Here's an example of how you can use the COPY INTO command to load data from a CSV file staged in an Amazon S3 bucket into a Snowflake table:

-- Create a table
CREATE OR REPLACE TABLE cars (id INTEGER, name STRING, location STRING);
 
-- Load data from the staged file into the table
COPY INTO cars
FROM @cars_stage
FILE_FORMAT => cars_format;

This command will load all the data from the staged CSV file into the 'cars' table. You can then query the data in the table using regular SQL commands.

FAQs

1. Can I query staged data in Snowflake without loading it into a table?

Yes, you can query staged data in Snowflake directly without loading it into a table.
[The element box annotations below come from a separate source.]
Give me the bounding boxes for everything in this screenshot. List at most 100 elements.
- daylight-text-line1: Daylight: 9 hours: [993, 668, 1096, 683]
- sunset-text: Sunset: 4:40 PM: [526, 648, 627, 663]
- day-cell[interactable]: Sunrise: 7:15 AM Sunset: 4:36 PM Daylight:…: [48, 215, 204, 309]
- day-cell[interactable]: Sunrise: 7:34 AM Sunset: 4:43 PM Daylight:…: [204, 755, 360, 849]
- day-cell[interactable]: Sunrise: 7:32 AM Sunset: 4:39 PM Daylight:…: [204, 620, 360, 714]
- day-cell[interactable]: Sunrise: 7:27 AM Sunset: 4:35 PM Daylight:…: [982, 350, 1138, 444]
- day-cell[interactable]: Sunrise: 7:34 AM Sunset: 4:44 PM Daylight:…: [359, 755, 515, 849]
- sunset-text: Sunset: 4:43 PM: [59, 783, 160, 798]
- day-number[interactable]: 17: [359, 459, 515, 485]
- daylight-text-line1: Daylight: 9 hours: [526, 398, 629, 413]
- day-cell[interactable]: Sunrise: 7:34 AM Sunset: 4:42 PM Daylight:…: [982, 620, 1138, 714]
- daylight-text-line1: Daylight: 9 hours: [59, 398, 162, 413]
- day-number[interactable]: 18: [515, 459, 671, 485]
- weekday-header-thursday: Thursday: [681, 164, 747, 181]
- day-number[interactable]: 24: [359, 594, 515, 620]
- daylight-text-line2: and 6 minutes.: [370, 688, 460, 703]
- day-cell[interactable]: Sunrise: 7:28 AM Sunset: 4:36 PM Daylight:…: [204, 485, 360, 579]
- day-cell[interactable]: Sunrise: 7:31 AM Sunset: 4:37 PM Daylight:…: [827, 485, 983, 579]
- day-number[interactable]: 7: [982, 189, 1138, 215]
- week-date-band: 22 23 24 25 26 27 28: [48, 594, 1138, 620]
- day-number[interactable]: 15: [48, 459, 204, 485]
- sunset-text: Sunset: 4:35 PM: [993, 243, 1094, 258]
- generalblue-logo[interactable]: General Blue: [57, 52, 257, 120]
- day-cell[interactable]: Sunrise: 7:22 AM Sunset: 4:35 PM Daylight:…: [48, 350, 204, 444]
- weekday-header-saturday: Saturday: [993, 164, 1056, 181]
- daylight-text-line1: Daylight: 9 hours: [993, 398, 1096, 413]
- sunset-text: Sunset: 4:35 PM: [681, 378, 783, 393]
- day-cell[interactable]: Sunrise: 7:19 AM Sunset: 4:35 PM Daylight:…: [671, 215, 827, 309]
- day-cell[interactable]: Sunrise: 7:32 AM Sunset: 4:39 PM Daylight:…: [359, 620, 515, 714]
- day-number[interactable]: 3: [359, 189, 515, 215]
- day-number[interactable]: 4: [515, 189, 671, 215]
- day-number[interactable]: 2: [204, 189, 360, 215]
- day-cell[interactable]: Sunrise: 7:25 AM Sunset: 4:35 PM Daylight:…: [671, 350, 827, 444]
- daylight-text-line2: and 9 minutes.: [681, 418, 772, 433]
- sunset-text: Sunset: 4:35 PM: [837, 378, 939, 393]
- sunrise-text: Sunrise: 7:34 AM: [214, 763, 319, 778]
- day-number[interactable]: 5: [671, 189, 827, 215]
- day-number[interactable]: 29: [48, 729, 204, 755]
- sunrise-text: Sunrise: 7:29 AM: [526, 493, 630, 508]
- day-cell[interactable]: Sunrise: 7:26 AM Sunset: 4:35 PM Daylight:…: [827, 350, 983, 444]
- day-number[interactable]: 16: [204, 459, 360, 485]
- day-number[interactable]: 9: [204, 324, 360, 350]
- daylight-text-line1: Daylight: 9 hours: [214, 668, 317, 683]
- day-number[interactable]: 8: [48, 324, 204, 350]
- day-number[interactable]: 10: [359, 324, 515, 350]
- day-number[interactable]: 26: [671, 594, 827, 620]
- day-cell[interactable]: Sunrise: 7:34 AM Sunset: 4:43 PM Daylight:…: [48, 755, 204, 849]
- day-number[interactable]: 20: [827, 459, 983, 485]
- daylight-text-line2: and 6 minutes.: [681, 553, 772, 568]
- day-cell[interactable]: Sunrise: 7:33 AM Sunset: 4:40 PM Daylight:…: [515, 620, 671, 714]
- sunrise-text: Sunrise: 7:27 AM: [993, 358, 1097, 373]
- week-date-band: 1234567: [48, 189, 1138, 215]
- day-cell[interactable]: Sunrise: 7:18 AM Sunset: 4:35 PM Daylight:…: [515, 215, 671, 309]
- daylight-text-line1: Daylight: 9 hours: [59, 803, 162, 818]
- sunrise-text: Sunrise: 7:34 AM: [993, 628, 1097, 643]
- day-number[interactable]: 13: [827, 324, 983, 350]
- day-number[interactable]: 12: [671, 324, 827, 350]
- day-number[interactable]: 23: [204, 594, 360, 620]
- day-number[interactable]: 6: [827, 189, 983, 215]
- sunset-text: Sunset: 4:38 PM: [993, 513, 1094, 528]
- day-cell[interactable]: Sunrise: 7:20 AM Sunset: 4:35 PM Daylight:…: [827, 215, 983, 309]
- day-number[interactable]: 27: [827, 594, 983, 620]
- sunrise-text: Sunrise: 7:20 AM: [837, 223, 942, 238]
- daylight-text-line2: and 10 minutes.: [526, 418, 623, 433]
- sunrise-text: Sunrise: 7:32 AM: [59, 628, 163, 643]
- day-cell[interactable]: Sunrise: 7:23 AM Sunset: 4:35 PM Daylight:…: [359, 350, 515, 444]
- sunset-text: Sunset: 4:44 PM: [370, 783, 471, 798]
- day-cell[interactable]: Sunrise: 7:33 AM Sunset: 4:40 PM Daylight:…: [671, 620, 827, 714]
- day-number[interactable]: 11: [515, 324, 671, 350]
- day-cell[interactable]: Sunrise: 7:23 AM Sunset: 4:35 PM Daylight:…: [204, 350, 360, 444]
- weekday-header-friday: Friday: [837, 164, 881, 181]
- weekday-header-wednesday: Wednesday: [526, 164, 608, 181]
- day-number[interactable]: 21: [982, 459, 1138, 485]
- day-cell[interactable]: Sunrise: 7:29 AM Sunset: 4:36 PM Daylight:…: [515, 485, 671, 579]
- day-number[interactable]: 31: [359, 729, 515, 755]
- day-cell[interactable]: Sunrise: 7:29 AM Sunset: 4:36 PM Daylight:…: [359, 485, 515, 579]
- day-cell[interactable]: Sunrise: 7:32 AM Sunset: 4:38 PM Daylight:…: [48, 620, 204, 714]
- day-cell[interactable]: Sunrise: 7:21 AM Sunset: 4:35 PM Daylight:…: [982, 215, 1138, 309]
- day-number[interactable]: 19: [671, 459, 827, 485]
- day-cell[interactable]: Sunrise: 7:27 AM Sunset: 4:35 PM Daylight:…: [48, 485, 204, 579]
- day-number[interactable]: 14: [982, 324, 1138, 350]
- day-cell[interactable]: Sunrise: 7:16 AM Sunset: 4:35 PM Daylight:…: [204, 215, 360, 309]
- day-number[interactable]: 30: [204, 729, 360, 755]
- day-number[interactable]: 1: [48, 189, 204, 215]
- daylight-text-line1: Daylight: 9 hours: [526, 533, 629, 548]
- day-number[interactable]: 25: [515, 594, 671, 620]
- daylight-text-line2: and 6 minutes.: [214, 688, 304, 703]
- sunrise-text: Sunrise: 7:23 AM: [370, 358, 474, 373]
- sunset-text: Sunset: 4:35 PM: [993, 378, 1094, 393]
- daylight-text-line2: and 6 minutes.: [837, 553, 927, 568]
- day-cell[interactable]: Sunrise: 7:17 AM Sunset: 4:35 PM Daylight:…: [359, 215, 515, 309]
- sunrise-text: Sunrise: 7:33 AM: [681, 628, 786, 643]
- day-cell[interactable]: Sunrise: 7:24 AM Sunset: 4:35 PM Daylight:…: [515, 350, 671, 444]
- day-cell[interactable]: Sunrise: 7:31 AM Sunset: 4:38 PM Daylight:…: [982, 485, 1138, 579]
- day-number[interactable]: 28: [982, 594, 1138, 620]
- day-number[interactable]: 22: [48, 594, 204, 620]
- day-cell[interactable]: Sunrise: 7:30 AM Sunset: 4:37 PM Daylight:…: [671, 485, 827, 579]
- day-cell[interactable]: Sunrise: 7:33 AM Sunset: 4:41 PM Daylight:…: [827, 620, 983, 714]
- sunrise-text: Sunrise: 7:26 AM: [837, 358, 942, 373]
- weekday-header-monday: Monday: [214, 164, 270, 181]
You can do this using the SELECT statement, as shown in the examples above. However, keep in mind that querying large amounts of staged data directly can be slower than querying data loaded into a table.

2. What types of files can I stage in Snowflake?

Snowflake supports staging a variety of file types, including CSV, JSON, Avro, Parquet, and ORC. You can specify the file type when you create a file format.

3. Can I stage data from a local file in Snowflake?

Yes, you can stage data from a local file in Snowflake using the PUT command. This command uploads the local file to an internal Snowflake stage, from where you can query the data or load it into a table.

Conclusion

Selecting all columns from a stage in Snowflake is a powerful operation that allows you to query and analyze large amounts of data efficiently. By understanding the concepts of stages and metadata in Snowflake, and by mastering the techniques for querying staged data, you can unlock the full potential of your data and gain deeper insights. Whether you're a data engineer, a data analyst, or just someone interested in data science, mastering these skills will undoubtedly be a valuable addition to your toolkit.